Sebastopol resident Phil Van Soelen has no qualms about yanking out a plant that fails to thrive or doesn't blend with the aesthetic he's trying to create in his garden.

Although their brilliant yellow color heralds spring's arrival, Van Soelen has been removing clumps of non-native daffodils that don't please him any longer. Over the years, he's also removed crab apple and sycamore trees, and he often leaves prominent tree stumps in the garden because they're visually satisfying to him.

As a longtime horticulturist, native-plant aficionado and artist, Van Soelen views his long, narrow garden as an evolving work-in-progress. One of his primary motivations is to see which California native plants will flourish, but he's also aiming to achieve a beautiful and soothing personal space in front of his home near downtown.

Van Soelen, who majored in environmental studies at Sonoma State University, purchased a modest home and bare land in 1978, and has been working since then to cultivate the feeling of country property in town.

He gradually created a meadow of native plants and turned a drainage ditch into a seasonal stream. He's incorporated stone posts with holes drilled into them, known as Kansas fence posts, as garden ornaments that support vines and other plants, and has pushed dirt into mounded beds to give a sense of naturally undulating earth in his gently sloped yard.

Van Soelen is co-owner of California Flora Nursery in Fulton, which specializes in California native plants, and he uses his personal garden, which measures 150 by 75 feet, as a test area for plants that customers might appreciate and find successful in their own gardens. He's inspired by what viscerally appeals to him, and the discovery of unusual textures and forms is often more important to him than big bold drifts of color.

While he promotes native plants as his occupation, he's not evangelical about it, and among the native redbud, trillium, Sonoma sage, dogwood and coffeeberry, Van Soelen has non-natives, such as a Southwestern yucca grown from seed, and Asian pear, persimmon and Gravenstein apple trees.

"There are two ways to look at the garden: like a painting with plants and as a collection, like a botanic garden. I try to combine them and err on the side of diversity. I'm an artist, and the aesthetic is important," he said.

"I know people respond to a lot of flower color, but it can be really jarring. I like the calmness of natural nature, and it's more emotionally satisfying," Van Soelen said. "My goal is not to fill the garden with color. My concern is creating a soothing personal space."

Van Soelen is intrigued by upright and prostrate manzanita plants, and estimates he has 100 varieties in his garden. It's far too many manzanita to remember their individual characteristics, so he makes written observations in a notebook to keep track of them.

"My interest in manzanita has gradually evolved. There is so much variation, and Sonoma County is one of the richest areas, with six rare ones here," said Van Soelen, noting that Marin and Napa counties also have a rich diversity of manzanitas.
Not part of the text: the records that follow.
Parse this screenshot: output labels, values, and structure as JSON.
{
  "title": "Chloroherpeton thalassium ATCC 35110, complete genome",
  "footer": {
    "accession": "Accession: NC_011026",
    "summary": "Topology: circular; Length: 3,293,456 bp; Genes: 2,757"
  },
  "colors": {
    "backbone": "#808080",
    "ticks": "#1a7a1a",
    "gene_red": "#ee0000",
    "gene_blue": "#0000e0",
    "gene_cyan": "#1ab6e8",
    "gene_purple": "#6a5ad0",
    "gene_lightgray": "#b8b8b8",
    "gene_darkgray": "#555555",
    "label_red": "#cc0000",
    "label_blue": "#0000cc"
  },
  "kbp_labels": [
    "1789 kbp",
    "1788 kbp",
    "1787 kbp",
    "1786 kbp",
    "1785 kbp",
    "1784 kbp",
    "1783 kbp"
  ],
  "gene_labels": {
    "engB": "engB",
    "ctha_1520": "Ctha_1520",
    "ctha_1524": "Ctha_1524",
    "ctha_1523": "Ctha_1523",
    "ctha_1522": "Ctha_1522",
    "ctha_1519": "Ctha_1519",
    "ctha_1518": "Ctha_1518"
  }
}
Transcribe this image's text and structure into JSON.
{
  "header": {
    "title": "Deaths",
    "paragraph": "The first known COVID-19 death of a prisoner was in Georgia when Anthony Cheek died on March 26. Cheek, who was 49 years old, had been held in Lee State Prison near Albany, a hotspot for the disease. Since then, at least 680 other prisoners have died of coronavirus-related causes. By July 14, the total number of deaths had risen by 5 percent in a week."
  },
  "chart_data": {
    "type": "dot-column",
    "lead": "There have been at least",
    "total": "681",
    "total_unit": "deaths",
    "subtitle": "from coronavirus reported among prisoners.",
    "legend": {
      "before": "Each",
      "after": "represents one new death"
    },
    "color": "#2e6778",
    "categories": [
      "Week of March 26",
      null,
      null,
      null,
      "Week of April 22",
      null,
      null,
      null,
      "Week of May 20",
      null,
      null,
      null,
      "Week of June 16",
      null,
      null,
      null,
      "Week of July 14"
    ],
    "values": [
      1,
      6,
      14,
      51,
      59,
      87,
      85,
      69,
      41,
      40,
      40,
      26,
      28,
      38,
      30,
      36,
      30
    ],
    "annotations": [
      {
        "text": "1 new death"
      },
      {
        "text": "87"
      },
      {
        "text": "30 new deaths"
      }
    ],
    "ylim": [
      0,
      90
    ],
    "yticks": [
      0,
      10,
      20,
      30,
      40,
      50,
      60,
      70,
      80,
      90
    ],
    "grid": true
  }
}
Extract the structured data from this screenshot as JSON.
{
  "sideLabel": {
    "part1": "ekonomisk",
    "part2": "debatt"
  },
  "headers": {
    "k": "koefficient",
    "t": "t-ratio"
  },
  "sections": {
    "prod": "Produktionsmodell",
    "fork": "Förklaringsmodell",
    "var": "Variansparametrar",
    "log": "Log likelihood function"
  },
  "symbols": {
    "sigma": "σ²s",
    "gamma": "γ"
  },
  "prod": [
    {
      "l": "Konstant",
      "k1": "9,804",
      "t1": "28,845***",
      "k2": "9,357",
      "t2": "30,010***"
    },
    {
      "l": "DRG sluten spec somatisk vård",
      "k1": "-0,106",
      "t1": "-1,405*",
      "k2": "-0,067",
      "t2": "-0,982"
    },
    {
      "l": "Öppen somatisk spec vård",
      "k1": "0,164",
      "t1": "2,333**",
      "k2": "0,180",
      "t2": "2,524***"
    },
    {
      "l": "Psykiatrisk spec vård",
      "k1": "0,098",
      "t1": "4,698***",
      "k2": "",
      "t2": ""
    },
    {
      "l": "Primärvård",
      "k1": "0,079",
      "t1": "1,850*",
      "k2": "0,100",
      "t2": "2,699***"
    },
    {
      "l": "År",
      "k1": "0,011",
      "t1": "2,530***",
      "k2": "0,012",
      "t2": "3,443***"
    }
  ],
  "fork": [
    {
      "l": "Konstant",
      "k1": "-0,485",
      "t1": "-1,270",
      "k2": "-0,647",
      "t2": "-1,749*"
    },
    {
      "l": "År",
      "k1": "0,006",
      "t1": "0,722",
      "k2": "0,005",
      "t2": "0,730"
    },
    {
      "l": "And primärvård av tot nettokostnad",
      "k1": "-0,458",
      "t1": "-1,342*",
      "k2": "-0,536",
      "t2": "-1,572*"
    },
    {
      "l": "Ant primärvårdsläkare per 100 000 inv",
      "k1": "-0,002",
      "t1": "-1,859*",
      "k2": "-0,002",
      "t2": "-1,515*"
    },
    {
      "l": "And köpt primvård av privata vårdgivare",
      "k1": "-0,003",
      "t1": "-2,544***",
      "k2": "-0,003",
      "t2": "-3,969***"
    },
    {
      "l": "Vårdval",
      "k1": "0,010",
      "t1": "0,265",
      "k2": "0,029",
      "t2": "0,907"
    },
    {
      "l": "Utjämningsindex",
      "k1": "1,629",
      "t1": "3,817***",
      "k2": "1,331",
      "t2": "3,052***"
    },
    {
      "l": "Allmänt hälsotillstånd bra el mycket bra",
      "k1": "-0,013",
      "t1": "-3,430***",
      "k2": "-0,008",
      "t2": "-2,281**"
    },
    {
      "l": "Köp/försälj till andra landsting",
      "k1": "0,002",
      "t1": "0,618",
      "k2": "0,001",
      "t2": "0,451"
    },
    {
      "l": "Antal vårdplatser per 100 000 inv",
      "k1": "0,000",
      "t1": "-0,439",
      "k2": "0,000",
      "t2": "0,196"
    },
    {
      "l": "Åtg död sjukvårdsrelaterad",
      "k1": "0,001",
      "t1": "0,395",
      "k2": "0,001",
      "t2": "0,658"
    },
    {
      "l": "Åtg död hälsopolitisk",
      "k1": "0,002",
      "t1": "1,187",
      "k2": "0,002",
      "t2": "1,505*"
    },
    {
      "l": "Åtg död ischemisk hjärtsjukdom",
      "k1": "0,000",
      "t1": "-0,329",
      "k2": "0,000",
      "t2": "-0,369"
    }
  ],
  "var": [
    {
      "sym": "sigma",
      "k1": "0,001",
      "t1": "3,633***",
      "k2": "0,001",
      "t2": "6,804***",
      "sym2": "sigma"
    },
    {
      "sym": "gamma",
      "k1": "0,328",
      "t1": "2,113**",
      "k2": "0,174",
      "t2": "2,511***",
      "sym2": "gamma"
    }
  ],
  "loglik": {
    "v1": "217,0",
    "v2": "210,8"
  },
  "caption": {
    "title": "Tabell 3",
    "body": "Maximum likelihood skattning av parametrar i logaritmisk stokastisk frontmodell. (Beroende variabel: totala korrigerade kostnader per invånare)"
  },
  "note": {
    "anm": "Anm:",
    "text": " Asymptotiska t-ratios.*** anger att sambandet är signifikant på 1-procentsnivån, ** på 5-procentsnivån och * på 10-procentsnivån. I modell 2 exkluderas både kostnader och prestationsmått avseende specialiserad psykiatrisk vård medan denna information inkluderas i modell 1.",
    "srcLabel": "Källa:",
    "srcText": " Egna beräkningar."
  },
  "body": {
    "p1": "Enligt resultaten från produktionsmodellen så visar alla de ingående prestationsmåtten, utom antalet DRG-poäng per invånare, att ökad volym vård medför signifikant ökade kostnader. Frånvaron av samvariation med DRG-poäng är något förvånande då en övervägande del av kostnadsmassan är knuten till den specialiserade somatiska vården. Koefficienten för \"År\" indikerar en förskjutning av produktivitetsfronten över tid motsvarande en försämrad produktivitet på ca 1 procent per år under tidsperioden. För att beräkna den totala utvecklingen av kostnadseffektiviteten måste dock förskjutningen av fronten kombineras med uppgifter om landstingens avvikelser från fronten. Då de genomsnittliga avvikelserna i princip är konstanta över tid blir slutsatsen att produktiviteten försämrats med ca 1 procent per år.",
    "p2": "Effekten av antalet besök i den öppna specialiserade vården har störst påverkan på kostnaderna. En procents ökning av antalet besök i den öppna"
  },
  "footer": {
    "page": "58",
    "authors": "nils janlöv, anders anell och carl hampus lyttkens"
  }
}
Unlike many area residents who are constantly waging battle against gophers and moles, Van Soelen doesn't have a problem with them in his yard. One of his biggest challenges is invasive grasses and weeds that habitually appear in the garden.

"One of the things that is fun with the nursery is to see something in the wild I'm interested in and take a few tip cuttings and root them up for the nursery. I appreciate beauty, and in a low-impact way am obtaining genetic materials," said Van Soelen, who will take clippers, a plastic bag and an ice chest when he roams around the county to preserve plant cuttings he finds.

"There are some areas I return to over and over again where road crews whack back the natives and non-natives grow up," he said.

By using native plants that are well acclimated to the area, Van Soelen doesn't need to do much watering and relies primarily on occasional manual watering to provide the moisture needed in his garden. Native plants also don't need supplemental fertilizer, Van Soelen said, and the mulch he uses comes from decomposing leaves on the property.

"Most of the garden doesn't get summer water. One of my goals is to plant things that will establish and need little care," he said.

He recognizes that many gardeners don't fully appreciate the virtues of native plants, but says that in recent years when rainfall has been scarce, consumers are increasingly interested in plants that don't require much water.

"I want people to come to it because they love it. Natives are totally lovable but you need to figure it out. You've got to learn to love it," he said.